14. Photographic results:

General internal view of transmitter following removal from case. Figure 12.

Closeup of debris falling from transmitter case during removal. Figure 13.

View of rusting conditions. Figure 14.

Rear view of replaced antenna current meter as found, March 2021. Figure 15.
Test of period style Bakelite knobs before and after estimated heat application consistent with nuclear thermal exposure (approx. 2.0 Cal/CM2).

Figure 16.

Q=mc(Delta T)
Q = heat energy (Calories)
m = mass
c = specific heat capacity
Delta T = change in temperature
Therefore: Delta T = Q/mc
Conclusions drawn from Radio Bikini TCS-9 Analysis

1. The TCS-9 Radio Transmitter, Serial 1704, manufactured by Collins Radio in the 1940’s time frame was used as a rebroadcast source in the Bikini Atoll nuclear weapons test, Operation Crossroads, by the U.S. Navy, assisted by the Navy Seabees, in 1946.

2. The Transmitter was tuned to 2716 KHz. via the internal variable Master Oscillator (MO).

3. The call sign for the station was referred to as NICO-1.

4. The TCS-9 Transmitter was operated in a tent, pitched on the grounds of the Navy Officers Club referred to as “Up and Atom” for a period of approximately 3 months.

5. The antenna used in this operation is not known, however, the Antenna Condenser switch (F) according to the tuning chart is “Off” and no External Load Coil (H) is required, indicating that this antenna was matched to within the baseline tuning range of the TCS-9 design at 2716 KHz.

6. It is presumed that the transmitter was operated in the AM mode with an audio source correctly matched in impedance and amplitude to the carbon microphone specification used for the TCS-9 design.

7. The transmitting power of this TCS-9 was 25 watts coming from only one 1625 final amplifier tube per TCS-9 specification, indicating a small area of broadcast coverage.

8. The source of this transmitter was the Navy Surplus Stock Pool located at Kwajalein Atoll in the Marshall Islands just prior to the beginning of Operation Crossroads.

9. Upon receiving this unit back from the US Navy, it was identified in the February 1947 edition of Collins Column magazine on page 21 as “stained and seared” but in “perfect working condition”.

10. By the description of “stained and seared” it might be concluded that this radio was in some form of contact with the environments generated by the Atomic (Nuclear) testing of Operation Crossroads.

11. Careful analysis and some testing of the TCS-9 Transmitter as recovered in 2021 does not indicate any significant evidence of nuclear weapon residue or “searing” as might have been expected within the range of exposure.

12. Considerable residue and obscuring of the TCS-9 faceplate, however, was noted in both the present and historical photos of the unit.

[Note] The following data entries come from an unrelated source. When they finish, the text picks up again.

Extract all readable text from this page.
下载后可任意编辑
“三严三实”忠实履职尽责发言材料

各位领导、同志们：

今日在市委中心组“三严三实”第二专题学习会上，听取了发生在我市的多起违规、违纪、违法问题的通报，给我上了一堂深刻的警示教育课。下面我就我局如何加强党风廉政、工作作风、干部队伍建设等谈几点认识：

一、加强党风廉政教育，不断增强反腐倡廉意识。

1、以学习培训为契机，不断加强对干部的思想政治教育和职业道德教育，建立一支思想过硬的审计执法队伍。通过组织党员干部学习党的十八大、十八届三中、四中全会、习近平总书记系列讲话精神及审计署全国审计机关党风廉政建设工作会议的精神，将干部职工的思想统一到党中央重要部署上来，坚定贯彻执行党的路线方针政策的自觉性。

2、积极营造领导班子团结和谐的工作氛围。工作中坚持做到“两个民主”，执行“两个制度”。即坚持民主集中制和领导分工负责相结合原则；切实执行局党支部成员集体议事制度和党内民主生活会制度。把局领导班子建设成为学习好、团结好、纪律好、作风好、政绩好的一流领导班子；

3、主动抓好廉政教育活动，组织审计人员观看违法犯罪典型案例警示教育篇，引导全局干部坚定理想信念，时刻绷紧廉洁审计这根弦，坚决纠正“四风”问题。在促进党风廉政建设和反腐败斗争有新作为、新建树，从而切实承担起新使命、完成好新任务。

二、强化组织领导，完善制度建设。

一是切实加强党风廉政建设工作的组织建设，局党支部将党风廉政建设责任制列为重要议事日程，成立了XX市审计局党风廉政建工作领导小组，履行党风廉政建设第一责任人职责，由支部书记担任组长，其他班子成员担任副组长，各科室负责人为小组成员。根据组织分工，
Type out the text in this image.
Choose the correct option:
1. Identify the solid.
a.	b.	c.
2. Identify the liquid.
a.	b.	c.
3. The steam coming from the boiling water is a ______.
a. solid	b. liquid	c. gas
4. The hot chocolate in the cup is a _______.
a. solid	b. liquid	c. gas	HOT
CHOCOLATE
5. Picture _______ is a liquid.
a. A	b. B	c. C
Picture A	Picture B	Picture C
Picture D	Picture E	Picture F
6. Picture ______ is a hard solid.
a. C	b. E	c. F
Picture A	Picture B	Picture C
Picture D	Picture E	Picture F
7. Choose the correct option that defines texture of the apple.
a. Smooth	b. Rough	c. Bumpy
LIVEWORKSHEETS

13. The condition of this TCS-9 is now suggested to have resulted from deployment and storage in a south sea’s salty environment (Kwajalein surplus stock pool), as well as storage for 74 years in an uncontrolled environment in Iowa.

14. It is likely that this radio transmitter was provided to the Operation Crossroads project as a last-usage asset, performed as expected, not directly exposed to the nuclear environments, and considered safe to return to the Collins Radio company as a legacy asset for display.